Tak hanya taat kepada Allah dan Rasul dalam konteks ibadah saja, tetapi berimplementasi sikap dan perbuatan mereka di masyarakat. Maka selayaknya untuk mengatasi masalah ini , harus diuraikan sebagai berikut
Pertama, konteks keluarga. Selain memahami pola asuh yang tepat, para orang tua harus memiliki bekal untuk mengajarkan anak anak agar mereka berkepribadian Islam. Tak hanya itu peran antara ayah sebagai pencari nafkah dan ibu sebagai madrasah ula dan pengatur rumah tangga harus sesuai dengan rule masing masing. Orang tua yang sibuk bekerja tidak mampu melakukan kontrol prilaku anak sehingga anak bebas berbuat apa saja.
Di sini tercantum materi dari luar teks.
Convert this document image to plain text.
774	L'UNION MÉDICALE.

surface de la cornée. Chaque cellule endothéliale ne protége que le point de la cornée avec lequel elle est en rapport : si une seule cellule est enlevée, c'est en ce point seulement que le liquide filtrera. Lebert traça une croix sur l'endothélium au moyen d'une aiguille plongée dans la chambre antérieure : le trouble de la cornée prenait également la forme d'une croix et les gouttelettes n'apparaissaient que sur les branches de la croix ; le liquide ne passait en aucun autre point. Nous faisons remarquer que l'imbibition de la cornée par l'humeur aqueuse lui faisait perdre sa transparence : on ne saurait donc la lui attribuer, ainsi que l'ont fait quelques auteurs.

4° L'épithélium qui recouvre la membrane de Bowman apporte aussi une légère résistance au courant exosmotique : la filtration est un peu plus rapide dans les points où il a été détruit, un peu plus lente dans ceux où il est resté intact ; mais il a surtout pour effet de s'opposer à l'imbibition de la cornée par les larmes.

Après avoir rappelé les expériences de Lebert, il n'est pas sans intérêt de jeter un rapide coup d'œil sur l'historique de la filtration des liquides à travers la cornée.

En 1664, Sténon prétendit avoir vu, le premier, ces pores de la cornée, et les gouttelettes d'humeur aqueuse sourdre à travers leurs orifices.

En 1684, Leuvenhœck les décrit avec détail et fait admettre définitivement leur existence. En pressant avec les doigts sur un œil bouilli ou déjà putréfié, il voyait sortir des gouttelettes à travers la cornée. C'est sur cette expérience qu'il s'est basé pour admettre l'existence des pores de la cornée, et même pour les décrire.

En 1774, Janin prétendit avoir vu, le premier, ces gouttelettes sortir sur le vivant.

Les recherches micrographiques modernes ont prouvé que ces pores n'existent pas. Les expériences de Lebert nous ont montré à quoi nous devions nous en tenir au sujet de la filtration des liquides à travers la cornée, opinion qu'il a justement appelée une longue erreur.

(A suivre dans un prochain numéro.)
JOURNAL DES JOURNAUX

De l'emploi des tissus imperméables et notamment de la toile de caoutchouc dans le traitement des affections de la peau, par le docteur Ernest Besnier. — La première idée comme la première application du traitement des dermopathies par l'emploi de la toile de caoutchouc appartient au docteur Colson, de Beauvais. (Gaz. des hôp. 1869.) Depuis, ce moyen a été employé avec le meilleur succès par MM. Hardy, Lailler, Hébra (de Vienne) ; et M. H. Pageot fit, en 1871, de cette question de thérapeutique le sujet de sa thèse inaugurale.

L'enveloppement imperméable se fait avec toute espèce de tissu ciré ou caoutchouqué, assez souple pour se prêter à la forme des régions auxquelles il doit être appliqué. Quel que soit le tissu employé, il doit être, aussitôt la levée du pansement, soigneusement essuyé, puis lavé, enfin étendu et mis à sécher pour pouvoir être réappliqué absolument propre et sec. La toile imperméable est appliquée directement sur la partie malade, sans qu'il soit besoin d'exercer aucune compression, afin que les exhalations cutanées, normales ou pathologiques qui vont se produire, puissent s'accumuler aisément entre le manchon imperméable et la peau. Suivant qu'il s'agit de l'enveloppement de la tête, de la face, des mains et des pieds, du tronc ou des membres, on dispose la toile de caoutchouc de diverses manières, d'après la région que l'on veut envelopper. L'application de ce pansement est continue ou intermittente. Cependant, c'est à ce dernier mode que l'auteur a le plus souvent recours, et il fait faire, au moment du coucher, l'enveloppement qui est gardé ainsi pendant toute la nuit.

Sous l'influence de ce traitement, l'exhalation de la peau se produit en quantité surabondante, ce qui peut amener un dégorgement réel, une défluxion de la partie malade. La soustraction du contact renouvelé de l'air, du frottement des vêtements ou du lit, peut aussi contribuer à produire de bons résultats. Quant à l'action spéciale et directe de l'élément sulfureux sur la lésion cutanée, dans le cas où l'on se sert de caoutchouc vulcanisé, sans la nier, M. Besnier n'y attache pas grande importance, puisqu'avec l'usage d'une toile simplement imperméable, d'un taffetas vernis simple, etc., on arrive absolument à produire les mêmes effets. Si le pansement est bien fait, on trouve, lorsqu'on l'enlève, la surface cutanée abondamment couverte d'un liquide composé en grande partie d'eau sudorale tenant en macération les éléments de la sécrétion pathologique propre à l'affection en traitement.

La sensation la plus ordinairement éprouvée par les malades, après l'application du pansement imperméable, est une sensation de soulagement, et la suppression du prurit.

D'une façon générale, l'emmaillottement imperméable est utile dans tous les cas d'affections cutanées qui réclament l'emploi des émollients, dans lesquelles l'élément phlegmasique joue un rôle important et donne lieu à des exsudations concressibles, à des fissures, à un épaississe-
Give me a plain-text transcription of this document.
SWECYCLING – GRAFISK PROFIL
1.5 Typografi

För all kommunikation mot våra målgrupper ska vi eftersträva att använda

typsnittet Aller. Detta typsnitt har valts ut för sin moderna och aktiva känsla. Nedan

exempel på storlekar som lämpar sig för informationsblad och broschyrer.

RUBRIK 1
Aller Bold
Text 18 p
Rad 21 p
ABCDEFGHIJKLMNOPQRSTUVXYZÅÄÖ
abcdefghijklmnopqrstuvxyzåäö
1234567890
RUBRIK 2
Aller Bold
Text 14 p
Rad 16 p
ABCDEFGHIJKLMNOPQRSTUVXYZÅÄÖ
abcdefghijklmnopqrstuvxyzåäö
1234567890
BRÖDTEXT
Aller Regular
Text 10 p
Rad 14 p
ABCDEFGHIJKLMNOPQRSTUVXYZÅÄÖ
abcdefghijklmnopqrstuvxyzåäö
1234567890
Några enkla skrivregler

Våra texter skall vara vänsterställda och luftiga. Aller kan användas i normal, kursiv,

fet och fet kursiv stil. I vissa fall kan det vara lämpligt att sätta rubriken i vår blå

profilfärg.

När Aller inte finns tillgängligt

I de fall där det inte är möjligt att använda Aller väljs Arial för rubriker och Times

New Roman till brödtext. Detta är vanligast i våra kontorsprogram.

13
Kedua, lngkungan masyarakat. Masyarakat tidak hanya berfungsi sebagai pengontrol tetapi juga menciptakan lingkungan yang baik dan penuh ketakwaan sehingga memiliki andil pembentukan karakter anak. Karena anak tidak hanya diam di rumah saja, tetapi juga berinteraksi dengan masyarakat.
Terakhir, tentu saja negara berperan besar dalam membentuk kepribadian anak. Negara harus memberikan perlindungan dan pengurusan pada anak termasuk menjamin kebutuhan anak, harus menciptakan mekanisme yang mendukung terpenuhinya kebutuhan ekonomi, pendidikan, kesehatan, pergaulan, termasuk sistem hukum bagi anak.
Negara juga melindungi anak dengan membentengi anak dari paparan pemikiran negatif serta memastikan anak hanya mendapatkan informasi yang baik dan sehat untuk perkembangan mereka. Termasuk mengontrol media sosial, iklan layanan masyarakat, game dan lain sebagainya. Edukasi syariat yang berkaitan dengan hukum perbuatan seorang hamba juga wajib dilakukan oleh negara sehingga masyarakat secara secara keseluruhan tumbuh bersama menjadi individu dan masyarakat bertakwa. Wallahualam bissawab. [LM/ry].